Science Central

From proposal to publication — all-in-one for environmental molecular science discovery

2023 - present

Prototype demonstrates experience for sample submission bridge omnichannel experience for external researchers

Overview

Science Central is an open-source digital platform for scientists using the Environmental Molecular Science Laboratory (EMSL) to conduct environmental molecular science experiments for innovation.

From funding proposals and physical sample submissions to total open public data access, and AI/ML analysis services — Science Central supports global collaboration at every stage of the research lifecycle.

I led product design on this critical lab platform—from system mapping and team coordination to launching scalable design foundations used by global researchers. I also mentored and advocated for junior designers to grow and learn in design and communication skills.

Role

Lead product design through complexity and uncertainty

Target audience

Internal lab staff

External researchers (senior Principal Investigators and early-career scientists)

Impact

144 metadata fields simplified into usable flows

Reduced lost samples through redesigned shipping logic

Enabled automatic data validation with real-time UI

Design wasn't optional — it was overdue

Before Science Central, collaboration between EMSL and external scientists was fragile and slow. Key workflows were dependent on emails, manual data transfers, and fragmented systems—often putting valuable experiments at risk.

Risk 1: Lost samples

Convoluted shipping process with no tracking cause scientists around the world to lose progress in their research

Early-career Scientist (external)

Study soils impact on plants

"We talked as a team… to accept the loss of samples."

Risk 2: Manual backup data

No error or duplicated file reporting or feedback causes hours of uploading time wasted.

Senior scientist (internal)

Conduct experiments via Nuclear magnetic resonance (NMR)

"I'm always shocked that it (the upload) worked."

Design across roles, risk, and messy workflows

I helped shift the team from reactive delivery to platform thinking—designing repeatable UX systems and clarity across teams.

Uniformed yet diverse end users

Internal staff, senior Principal Investigators, and early-career scientists who are share depth of knowledge in their own specialized science study areas.

For each feature, there are paired up tasks from external researchers to internal science staff members

Mix of physical and digital tasks

Proposal funding submission: multiple review parties before funding is granted

Shipping: physical space -> online data entry -> receiving space -> analyze data

Data handling: physical experiment equipment -> restricted network computer -> cloud server backup

Approach: heavy workflow optimization

I partnered with multiple UX generalists and interns to map, test, and redesign workflows. We ran usability testing with lab staff and funded researchers, capturing pain points and validating improvements.

Before

Mapped every moment of the shipping experience—physical and digital. Workshops with key users helped us surface friction points and design for clarity.

After

After 4 iteractions, we divided the N+1 steps of the shipping workflow to just three steps:

  1. Enter basic information

  2. Import metadata

  3. Complete the nuclear risk assessment.

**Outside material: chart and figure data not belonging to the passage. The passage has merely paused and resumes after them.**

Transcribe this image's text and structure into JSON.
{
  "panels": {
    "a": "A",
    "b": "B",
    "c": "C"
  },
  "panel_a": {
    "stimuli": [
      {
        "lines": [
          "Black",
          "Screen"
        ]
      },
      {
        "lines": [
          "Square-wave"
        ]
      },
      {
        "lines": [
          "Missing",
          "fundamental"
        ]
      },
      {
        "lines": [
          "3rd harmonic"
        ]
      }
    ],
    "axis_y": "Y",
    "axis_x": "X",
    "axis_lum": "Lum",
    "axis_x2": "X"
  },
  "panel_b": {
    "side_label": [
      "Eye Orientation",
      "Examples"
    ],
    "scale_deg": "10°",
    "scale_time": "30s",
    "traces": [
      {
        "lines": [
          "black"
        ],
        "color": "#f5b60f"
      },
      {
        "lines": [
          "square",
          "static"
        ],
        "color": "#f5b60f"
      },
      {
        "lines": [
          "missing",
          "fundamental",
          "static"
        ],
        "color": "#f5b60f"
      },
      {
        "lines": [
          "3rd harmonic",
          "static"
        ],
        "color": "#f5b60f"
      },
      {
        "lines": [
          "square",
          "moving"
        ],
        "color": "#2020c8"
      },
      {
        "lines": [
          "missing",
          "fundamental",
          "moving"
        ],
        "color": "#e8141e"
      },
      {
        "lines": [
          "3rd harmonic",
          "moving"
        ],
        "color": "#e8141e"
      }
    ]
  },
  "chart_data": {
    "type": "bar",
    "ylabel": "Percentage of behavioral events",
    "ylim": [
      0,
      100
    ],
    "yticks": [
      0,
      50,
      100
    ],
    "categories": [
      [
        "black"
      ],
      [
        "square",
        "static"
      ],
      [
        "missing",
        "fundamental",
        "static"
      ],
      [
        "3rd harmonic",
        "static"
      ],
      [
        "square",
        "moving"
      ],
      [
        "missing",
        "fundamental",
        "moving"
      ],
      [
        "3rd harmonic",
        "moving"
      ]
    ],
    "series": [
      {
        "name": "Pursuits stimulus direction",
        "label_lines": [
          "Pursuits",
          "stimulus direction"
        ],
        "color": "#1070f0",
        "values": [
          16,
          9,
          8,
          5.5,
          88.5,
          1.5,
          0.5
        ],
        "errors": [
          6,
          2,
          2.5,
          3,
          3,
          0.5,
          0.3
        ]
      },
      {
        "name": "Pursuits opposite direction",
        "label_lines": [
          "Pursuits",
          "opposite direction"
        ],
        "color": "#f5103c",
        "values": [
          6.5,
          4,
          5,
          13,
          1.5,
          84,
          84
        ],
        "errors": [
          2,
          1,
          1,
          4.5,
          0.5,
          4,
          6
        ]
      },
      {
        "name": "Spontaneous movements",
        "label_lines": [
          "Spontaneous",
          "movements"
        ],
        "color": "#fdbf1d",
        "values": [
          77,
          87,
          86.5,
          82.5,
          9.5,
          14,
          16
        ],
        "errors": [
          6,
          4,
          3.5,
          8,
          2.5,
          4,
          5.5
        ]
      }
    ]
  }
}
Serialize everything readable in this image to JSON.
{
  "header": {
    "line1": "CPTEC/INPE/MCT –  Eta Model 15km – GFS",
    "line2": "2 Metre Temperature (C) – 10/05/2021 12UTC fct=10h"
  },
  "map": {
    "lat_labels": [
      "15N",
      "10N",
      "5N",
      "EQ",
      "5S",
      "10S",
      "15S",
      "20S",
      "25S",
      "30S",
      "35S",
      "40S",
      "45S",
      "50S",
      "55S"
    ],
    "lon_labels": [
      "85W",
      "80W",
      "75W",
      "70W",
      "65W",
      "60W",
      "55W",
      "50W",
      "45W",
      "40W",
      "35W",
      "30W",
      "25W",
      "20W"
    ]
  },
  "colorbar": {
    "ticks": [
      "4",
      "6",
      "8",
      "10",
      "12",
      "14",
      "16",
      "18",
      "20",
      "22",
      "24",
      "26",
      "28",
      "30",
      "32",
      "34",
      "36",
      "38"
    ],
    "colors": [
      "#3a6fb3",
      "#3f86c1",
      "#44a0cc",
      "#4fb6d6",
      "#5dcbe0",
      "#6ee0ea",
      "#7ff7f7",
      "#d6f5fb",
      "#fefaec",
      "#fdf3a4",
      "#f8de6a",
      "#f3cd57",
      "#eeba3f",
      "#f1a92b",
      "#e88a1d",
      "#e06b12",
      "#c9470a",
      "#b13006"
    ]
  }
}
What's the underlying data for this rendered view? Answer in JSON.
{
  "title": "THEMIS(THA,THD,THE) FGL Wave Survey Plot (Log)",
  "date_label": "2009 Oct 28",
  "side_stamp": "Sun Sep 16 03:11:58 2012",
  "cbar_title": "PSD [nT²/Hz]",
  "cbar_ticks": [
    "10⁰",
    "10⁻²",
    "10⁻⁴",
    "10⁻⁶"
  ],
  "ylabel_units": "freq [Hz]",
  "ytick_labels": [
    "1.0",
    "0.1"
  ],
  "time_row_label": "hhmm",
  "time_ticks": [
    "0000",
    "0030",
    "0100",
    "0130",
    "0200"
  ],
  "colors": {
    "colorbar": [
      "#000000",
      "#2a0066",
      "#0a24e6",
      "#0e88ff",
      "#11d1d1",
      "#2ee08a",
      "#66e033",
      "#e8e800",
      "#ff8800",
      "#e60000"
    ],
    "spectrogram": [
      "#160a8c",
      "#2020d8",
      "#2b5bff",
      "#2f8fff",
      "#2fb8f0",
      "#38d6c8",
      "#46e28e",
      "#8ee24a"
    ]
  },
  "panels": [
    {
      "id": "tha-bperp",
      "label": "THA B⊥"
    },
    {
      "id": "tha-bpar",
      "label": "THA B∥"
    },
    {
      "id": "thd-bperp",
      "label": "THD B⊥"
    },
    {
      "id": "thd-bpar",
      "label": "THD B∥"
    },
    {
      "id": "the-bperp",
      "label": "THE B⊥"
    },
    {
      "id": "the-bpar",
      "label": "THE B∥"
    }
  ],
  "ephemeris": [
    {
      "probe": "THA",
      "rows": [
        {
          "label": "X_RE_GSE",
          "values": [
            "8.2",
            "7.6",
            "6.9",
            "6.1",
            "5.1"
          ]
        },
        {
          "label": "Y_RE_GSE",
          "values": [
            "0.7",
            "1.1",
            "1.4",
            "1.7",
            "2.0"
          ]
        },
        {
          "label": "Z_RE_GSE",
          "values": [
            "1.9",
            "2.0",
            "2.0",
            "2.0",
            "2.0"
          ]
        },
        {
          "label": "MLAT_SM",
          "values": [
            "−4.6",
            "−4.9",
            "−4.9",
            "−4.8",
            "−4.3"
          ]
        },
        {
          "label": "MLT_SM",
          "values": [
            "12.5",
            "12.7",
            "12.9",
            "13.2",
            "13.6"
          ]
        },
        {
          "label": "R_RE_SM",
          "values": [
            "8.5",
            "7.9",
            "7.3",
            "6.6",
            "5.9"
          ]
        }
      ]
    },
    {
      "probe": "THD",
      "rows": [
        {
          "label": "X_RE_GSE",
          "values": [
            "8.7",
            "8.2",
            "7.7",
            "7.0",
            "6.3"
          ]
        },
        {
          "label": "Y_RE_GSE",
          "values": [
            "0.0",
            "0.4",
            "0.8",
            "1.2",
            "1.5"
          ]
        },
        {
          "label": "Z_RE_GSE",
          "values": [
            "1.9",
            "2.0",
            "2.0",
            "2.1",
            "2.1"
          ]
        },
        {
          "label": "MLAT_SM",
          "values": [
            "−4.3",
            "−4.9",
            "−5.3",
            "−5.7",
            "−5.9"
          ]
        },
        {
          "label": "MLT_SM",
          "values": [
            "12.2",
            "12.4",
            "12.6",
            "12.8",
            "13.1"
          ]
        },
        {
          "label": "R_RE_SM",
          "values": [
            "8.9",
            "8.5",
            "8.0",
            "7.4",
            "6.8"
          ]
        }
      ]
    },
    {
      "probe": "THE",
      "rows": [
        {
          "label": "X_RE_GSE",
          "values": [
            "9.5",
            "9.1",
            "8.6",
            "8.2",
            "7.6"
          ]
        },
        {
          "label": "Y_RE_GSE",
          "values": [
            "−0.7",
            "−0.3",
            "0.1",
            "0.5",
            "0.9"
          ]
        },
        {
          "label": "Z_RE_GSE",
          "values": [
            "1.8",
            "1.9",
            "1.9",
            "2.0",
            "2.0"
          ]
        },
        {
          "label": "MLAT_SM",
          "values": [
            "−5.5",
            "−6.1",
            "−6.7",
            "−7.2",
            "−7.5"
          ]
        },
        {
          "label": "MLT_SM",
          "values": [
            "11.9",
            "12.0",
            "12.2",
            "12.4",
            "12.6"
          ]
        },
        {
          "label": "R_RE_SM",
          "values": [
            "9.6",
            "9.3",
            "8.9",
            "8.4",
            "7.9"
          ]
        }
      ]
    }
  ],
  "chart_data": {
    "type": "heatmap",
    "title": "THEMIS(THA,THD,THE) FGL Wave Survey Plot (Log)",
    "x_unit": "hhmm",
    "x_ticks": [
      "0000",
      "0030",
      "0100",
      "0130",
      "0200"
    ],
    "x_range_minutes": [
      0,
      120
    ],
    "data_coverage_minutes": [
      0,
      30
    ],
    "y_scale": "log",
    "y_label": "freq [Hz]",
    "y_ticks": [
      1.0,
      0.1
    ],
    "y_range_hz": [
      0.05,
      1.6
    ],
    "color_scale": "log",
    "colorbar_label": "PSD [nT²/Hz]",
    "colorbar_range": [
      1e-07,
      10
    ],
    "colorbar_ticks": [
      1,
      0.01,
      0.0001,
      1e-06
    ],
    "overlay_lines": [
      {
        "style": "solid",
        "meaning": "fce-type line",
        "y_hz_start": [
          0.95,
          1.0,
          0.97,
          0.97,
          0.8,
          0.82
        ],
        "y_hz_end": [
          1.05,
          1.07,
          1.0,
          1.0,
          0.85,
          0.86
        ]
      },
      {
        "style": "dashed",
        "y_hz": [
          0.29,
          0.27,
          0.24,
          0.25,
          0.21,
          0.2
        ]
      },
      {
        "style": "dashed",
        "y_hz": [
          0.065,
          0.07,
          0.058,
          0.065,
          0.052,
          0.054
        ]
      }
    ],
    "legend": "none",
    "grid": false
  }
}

Turn individual strength to team momentum

I approached team coordination like conducting an orchestra—aligning each designer’s strengths toward a unified outcome. When I identified consistent gaps across the team, I proactively facilitated knowledge-sharing sessions or empowered others to lead them, building a culture of continuous learning and shared ownership.

Design execution

Sample submission and shipping

We redesigned the sample submission workflow to include guided steps, automated confirmations, and real-time tracking. This removed ambiguity and helped researchers know when their samples arrived and were processed.

Design clarity in a sea of metadata

We introduced structured field groups to guide researchers through 144+ data fields—without overwhelming them.

Timely nudges when automation ends

We designed 24-, 48-, and 72-hour emails and in-app reminders to support critical post-approval moments—ensuring users took timely action where automation couldn’t.

Data backup automation

Manual backups were replaced with auto-uploading and visible success/error feedback. Scientists now spend less time recovering lost work and more time doing research.

We solved the lack of backup feedback with a centralized hub to track equipment usage and monitor data uploads in real time.

Variant-based design system

I built a flexible, variant-based system supporting theme switching and global token changes (e.g., action colors). This helped the team adapt quickly when visual decisions shifted—without blocking development or stakeholder feedback.

Built a lightweight variant stylesheet to scale the feature’s launch with flexibility, consistency, and speed.

Scientist (External)

Study rock formation

"This is so much better than before. Very clean and straightforward."

Impact

Before

144 spreadsheet columns to enter

Untracked sample shipment

Often lost in delivery

Manual weekend backups w. no feedback

Multiple scattered disconnected tools

After

Searchable fields for what's relevant

Transparent status update & nudge on human required touch points

Automatic upload w. clear success/failure feedback & retrievable data

Single platform w. unified experience

Scaling people, not just products

This project helped me grow as a mentor and systems thinker. I supported another designer's growth while learning new communication techniques myself. I also designed with a wide range of users in mind—from early-career researchers to senior PIs—and built infrastructure that scales beyond just one lab or use case.